In 2007, Nadheer was seriously injured in a bomb attack. His medical care was covered by the workers comp insurance. After returning to the United States, Nadheer sued, asserting common law claims for breach of contract, breach of fiduciary duty, fraud, and conspiracy to defraud. The U.S. District Court for the Western District of Texas dismissed the action by asserting that the claims are preempted by the DBA and the L&HWCA. This appeal followed.
The United States Court of Appeals, Fifth Circuit, noted three arguments put forth by Nadheer as to why his claims are not preempted. First, he argued that the exclusivity provisions of the DBA and the L&HWCA do not apply because they do not immunize insurers from damages caused by intentional misrepresentations to insured employees that cause injury outside the scope of the DBS and damages not recoverable under the DBA. Second, Nadheer asserted that the exclusivity provisions do not immunize insurers from breach of contract claims for breaches that occur during the adjustment of a DBA claim when the breach causes consequential damages not recoverable under the DBA. Third, he contended that the court should revisit the long line of cases holding that the exclusivity provision applies to insurers as well as employers.
The court dismissed the first claim and said it saw no meaningful distinction between torts arising from bad faith withholding of benefits and those from the alleged bad faith misadministration of benefits at issue in this case; both are preempted by the comprehensive statutory scheme of the L&HWCA.
As for the second argument advanced by Nadheer, the court disagreed with is logic and said that under Nadheer's theory, contracting to provide benefits under a comprehensive scheme would itself create civil liability in excess of that provided for by the scheme.

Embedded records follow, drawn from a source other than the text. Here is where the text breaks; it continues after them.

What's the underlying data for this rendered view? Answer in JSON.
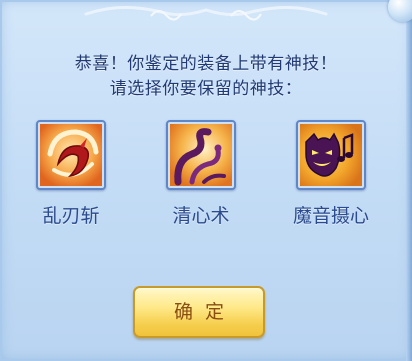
{
  "dialog": {
    "message_line1": "恭喜！你鉴定的装备上带有神技！",
    "message_line2": "请选择你要保留的神技："
  },
  "skills": [
    {
      "name": "乱刃斩",
      "icon": "swirling-blade-icon"
    },
    {
      "name": "清心术",
      "icon": "purple-tendril-icon"
    },
    {
      "name": "魔音摄心",
      "icon": "demon-music-icon"
    }
  ],
  "confirm_button": {
    "label": "确定"
  },
  "colors": {
    "panel_background": "#c5ddf6",
    "text": "#213a73",
    "button_gold": "#f6cf4e"
  }
}
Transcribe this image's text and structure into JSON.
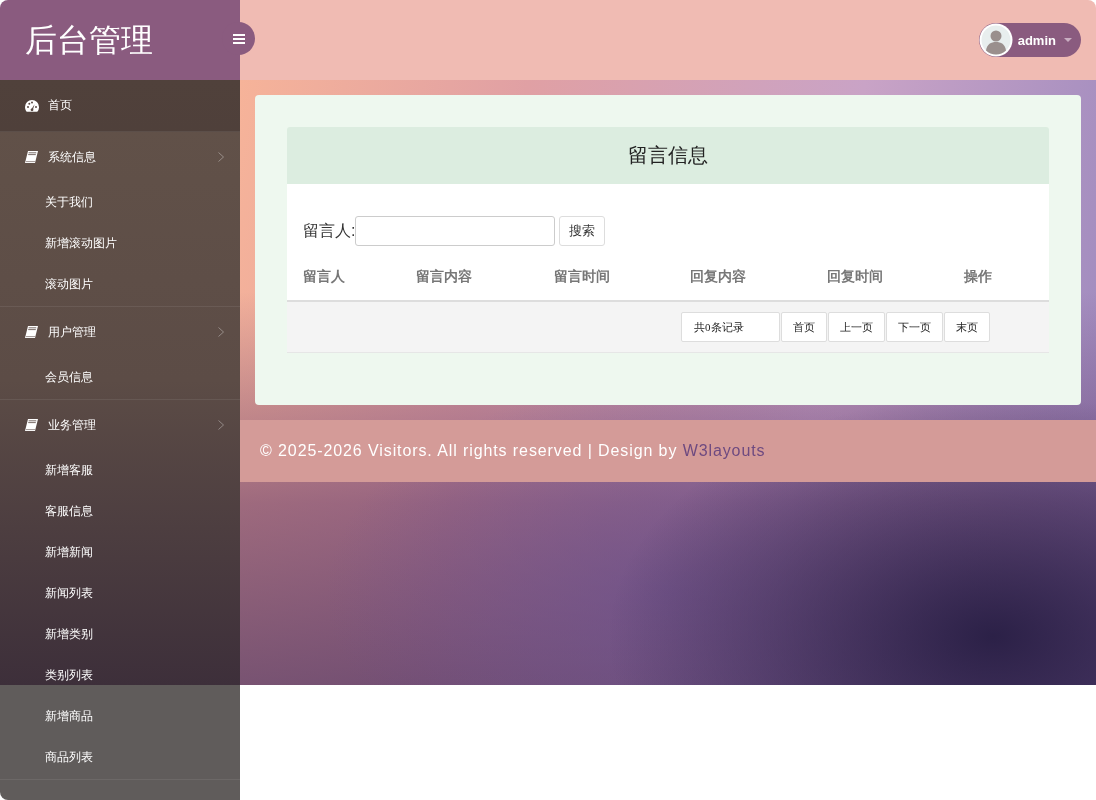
{
  "sidebar": {
    "title": "后台管理",
    "nav": [
      {
        "kind": "link",
        "label": "首页",
        "selected": true
      },
      {
        "kind": "group",
        "label": "系统信息",
        "selected": false,
        "expanded": true,
        "children": [
          {
            "label": "关于我们",
            "selected": false
          },
          {
            "label": "新增滚动图片",
            "selected": false
          },
          {
            "label": "滚动图片",
            "selected": false
          }
        ]
      },
      {
        "kind": "group",
        "label": "用户管理",
        "selected": false,
        "expanded": true,
        "children": [
          {
            "label": "会员信息",
            "selected": false
          }
        ]
      },
      {
        "kind": "group",
        "label": "业务管理",
        "selected": false,
        "expanded": true,
        "children": [
          {
            "label": "新增客服",
            "selected": false
          },
          {
            "label": "客服信息",
            "selected": false
          },
          {
            "label": "新增新闻",
            "selected": false
          },
          {
            "label": "新闻列表",
            "selected": false
          },
          {
            "label": "新增类别",
            "selected": false
          },
          {
            "label": "类别列表",
            "selected": false
          },
          {
            "label": "新增商品",
            "selected": false
          },
          {
            "label": "商品列表",
            "selected": false
          }
        ]
      }
    ]
  },
  "header": {
    "user": {
      "name": "admin"
    }
  },
  "panel": {
    "title": "留言信息",
    "search": {
      "label": "留言人:",
      "button": "搜索"
    },
    "table": {
      "columns": [
        "留言人",
        "留言内容",
        "留言时间",
        "回复内容",
        "回复时间",
        "操作"
      ]
    },
    "pagination": {
      "summary": "共0条记录",
      "buttons": [
        "首页",
        "上一页",
        "下一页",
        "末页"
      ]
    }
  },
  "footer": {
    "text": "© 2025-2026 Visitors. All rights reserved | Design by",
    "link": "W3layouts"
  }
}
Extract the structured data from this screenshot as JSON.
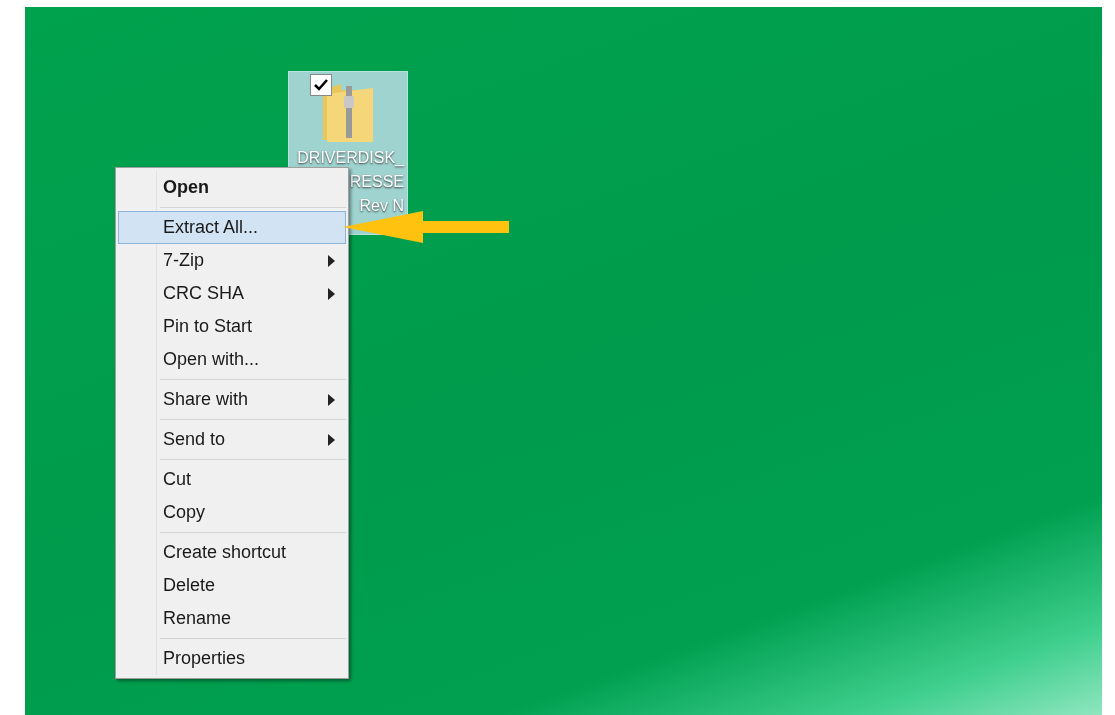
{
  "desktop_icon": {
    "checked": true,
    "selected": true,
    "label_lines": [
      "DRIVERDISK_",
      "RESSE",
      "Rev N"
    ]
  },
  "context_menu": {
    "items": [
      {
        "kind": "item",
        "label": "Open",
        "default": true,
        "submenu": false,
        "selected": false
      },
      {
        "kind": "separator"
      },
      {
        "kind": "item",
        "label": "Extract All...",
        "default": false,
        "submenu": false,
        "selected": true
      },
      {
        "kind": "item",
        "label": "7-Zip",
        "default": false,
        "submenu": true,
        "selected": false
      },
      {
        "kind": "item",
        "label": "CRC SHA",
        "default": false,
        "submenu": true,
        "selected": false
      },
      {
        "kind": "item",
        "label": "Pin to Start",
        "default": false,
        "submenu": false,
        "selected": false
      },
      {
        "kind": "item",
        "label": "Open with...",
        "default": false,
        "submenu": false,
        "selected": false
      },
      {
        "kind": "separator"
      },
      {
        "kind": "item",
        "label": "Share with",
        "default": false,
        "submenu": true,
        "selected": false
      },
      {
        "kind": "separator"
      },
      {
        "kind": "item",
        "label": "Send to",
        "default": false,
        "submenu": true,
        "selected": false
      },
      {
        "kind": "separator"
      },
      {
        "kind": "item",
        "label": "Cut",
        "default": false,
        "submenu": false,
        "selected": false
      },
      {
        "kind": "item",
        "label": "Copy",
        "default": false,
        "submenu": false,
        "selected": false
      },
      {
        "kind": "separator"
      },
      {
        "kind": "item",
        "label": "Create shortcut",
        "default": false,
        "submenu": false,
        "selected": false
      },
      {
        "kind": "item",
        "label": "Delete",
        "default": false,
        "submenu": false,
        "selected": false
      },
      {
        "kind": "item",
        "label": "Rename",
        "default": false,
        "submenu": false,
        "selected": false
      },
      {
        "kind": "separator"
      },
      {
        "kind": "item",
        "label": "Properties",
        "default": false,
        "submenu": false,
        "selected": false
      }
    ]
  }
}
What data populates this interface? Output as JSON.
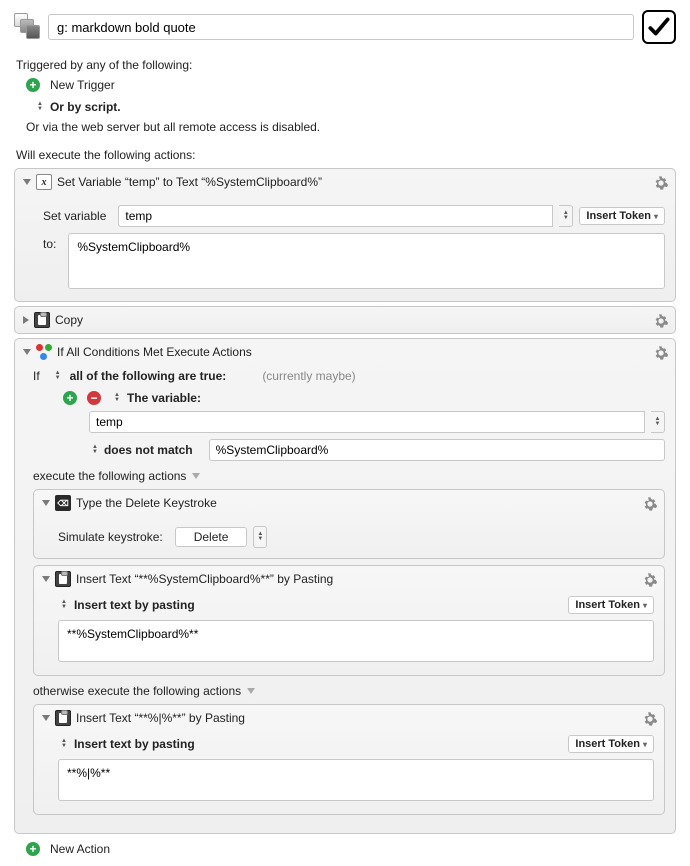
{
  "header": {
    "title": "g: markdown bold quote"
  },
  "trigger": {
    "intro": "Triggered by any of the following:",
    "new_trigger": "New Trigger",
    "or_script": "Or by script.",
    "web_note": "Or via the web server but all remote access is disabled."
  },
  "exec_intro": "Will execute the following actions:",
  "actions": {
    "setvar": {
      "title": "Set Variable “temp” to Text “%SystemClipboard%”",
      "label_set": "Set variable",
      "var_name": "temp",
      "insert_token": "Insert Token",
      "to_label": "to:",
      "to_value": "%SystemClipboard%"
    },
    "copy": {
      "title": "Copy"
    },
    "cond": {
      "title": "If All Conditions Met Execute Actions",
      "if_label": "If",
      "all_true": "all of the following are true:",
      "status": "(currently maybe)",
      "var_heading": "The variable:",
      "var_name": "temp",
      "op": "does not match",
      "rhs": "%SystemClipboard%",
      "then_label": "execute the following actions",
      "key": {
        "title": "Type the Delete Keystroke",
        "sim_label": "Simulate keystroke:",
        "key_name": "Delete"
      },
      "ins1": {
        "title": "Insert Text “**%SystemClipboard%**” by Pasting",
        "mode": "Insert text by pasting",
        "insert_token": "Insert Token",
        "value": "**%SystemClipboard%**"
      },
      "else_label": "otherwise execute the following actions",
      "ins2": {
        "title": "Insert Text “**%|%**” by Pasting",
        "mode": "Insert text by pasting",
        "insert_token": "Insert Token",
        "value": "**%|%**"
      }
    }
  },
  "footer": {
    "new_action": "New Action"
  }
}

The court stated that the whole theory of the L&HWCA is to provide the injured worker with certain and absolute benefits in lieu of all common law damages. Allowing plaintiffs to recover separately for breach of contractual provisions invoking the L&HWCA would subvert the very purpose of the act. Therefore, Nadheer's breach of contract claims are preempted by the L&HWCA.
Finally, as to insurers, the court noted that it has long held that claims against insurers, in addition to claims against employers, are implicitly preempted by the exclusivity provisions of the L&HWCA. Numerous provisions of the act and the spirit of the act as a whole, equating the insurer with the employer, negate any intent to hold the insurer liable to lawsuit for damages as a third person.
The decision of the district court was affirmed.
Editor's Note: The U.S. Fifth Circuit Court of Appeals held that both the DBA and the L&HWCA state that the various remedies they provide to injured employees are exclusive of other legal remedies. Claims against employers and insurers are therefore preempted by the provisions in these acts.